MANILA, Philippines — The country’s middle class is bearing the brunt of rising costs and higher interest rates without assistance from the government, according to state think tank Philippine Institute for Development Studies (PIDS).
“The middle class is often, shall we call it in the literature, the quiet absorber of economic shocks,” PIDS senior research fellow John Paolo Rivera said in an interview with ANC, when asked which group absorbs the most economic pain at present.
“They are the one absorbing rising costs without necessarily qualifying for government assistance,” he said.
He said minimum wage earners are the ones immediately hit by economic shocks because the bulk of their budget goes to necessities.
“Most of their income goes into consumption. So any sharp increases in the cost of living would actually affect significantly the amount of money, their purchasing power,” he said.
Families of overseas Filipino workers (OFW), he added, are also vulnerable to shocks when remittance growth slows down as prices increase.

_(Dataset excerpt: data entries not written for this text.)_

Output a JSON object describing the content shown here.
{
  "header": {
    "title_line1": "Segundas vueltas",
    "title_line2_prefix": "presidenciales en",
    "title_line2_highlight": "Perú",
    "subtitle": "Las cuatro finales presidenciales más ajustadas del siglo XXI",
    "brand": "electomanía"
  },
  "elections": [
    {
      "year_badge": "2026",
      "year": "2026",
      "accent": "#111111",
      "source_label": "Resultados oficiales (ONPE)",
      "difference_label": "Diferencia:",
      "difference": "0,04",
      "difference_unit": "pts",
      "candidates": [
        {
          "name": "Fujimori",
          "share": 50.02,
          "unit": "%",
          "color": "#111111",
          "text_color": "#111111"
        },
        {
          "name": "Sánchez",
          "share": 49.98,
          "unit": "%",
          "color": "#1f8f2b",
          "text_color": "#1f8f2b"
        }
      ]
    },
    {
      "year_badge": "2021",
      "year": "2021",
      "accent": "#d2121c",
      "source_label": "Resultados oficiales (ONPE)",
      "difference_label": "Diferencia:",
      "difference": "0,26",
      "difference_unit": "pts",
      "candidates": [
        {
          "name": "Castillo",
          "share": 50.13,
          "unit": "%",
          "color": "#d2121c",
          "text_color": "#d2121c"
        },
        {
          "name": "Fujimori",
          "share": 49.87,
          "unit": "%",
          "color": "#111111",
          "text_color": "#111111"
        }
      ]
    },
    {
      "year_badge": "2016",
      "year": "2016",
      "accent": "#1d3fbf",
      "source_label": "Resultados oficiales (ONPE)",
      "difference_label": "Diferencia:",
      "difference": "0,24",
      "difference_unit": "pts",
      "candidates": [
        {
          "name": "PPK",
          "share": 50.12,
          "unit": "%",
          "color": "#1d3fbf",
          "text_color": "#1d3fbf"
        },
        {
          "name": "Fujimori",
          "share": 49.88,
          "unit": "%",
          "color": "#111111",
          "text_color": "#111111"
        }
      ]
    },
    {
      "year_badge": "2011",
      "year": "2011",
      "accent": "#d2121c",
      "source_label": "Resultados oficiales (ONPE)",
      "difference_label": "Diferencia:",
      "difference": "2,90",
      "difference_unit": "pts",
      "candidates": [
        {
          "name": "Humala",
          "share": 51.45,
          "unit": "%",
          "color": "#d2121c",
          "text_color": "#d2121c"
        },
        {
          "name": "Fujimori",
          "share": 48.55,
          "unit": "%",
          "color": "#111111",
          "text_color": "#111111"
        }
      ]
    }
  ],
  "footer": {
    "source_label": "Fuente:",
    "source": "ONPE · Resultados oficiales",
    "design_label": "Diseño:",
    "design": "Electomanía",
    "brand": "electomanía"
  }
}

“That’s why we’re trying to temper inflation so that the blow to the minimum wage earners, middle class, OFW dependent families would be mitigated,” he said.
Rivera emphasized the need to address the country’s energy dependence, infrastructure, food security, productivity, investor confidence and institutional quality to achieve higher growth.
“If we do not resolve or address these issues sooner, slower growth might become a new normal rather than a temporary phase,” he said.
Inflation eased but remained elevated at 6.8 percent in May from 7.2 percent in April.
Despite easing tensions in the Middle East, Rivera said that households remain vulnerable to shocks given the country’s dependence on oil imports.
The Middle East tensions, which triggered an oil shock, translated to higher fuel prices and pushed up other costs including transportation, electricity and food in the domestic market.
Rivera said that the economy is also facing persistent uncertainty, with geopolitical risk becoming part of commodity pricing.
He said that uncertainty, along with a high interest rate environment, may lead to businesses delaying investment.
While external shocks can trigger an economic slowdown, he said internal structural weaknesses determine how long the country’s slow growth episode can last.
Within the next 12 to 18 months, he said that the economy is expected to grow modestly, unless investment conditions improve and economic confidence is restored.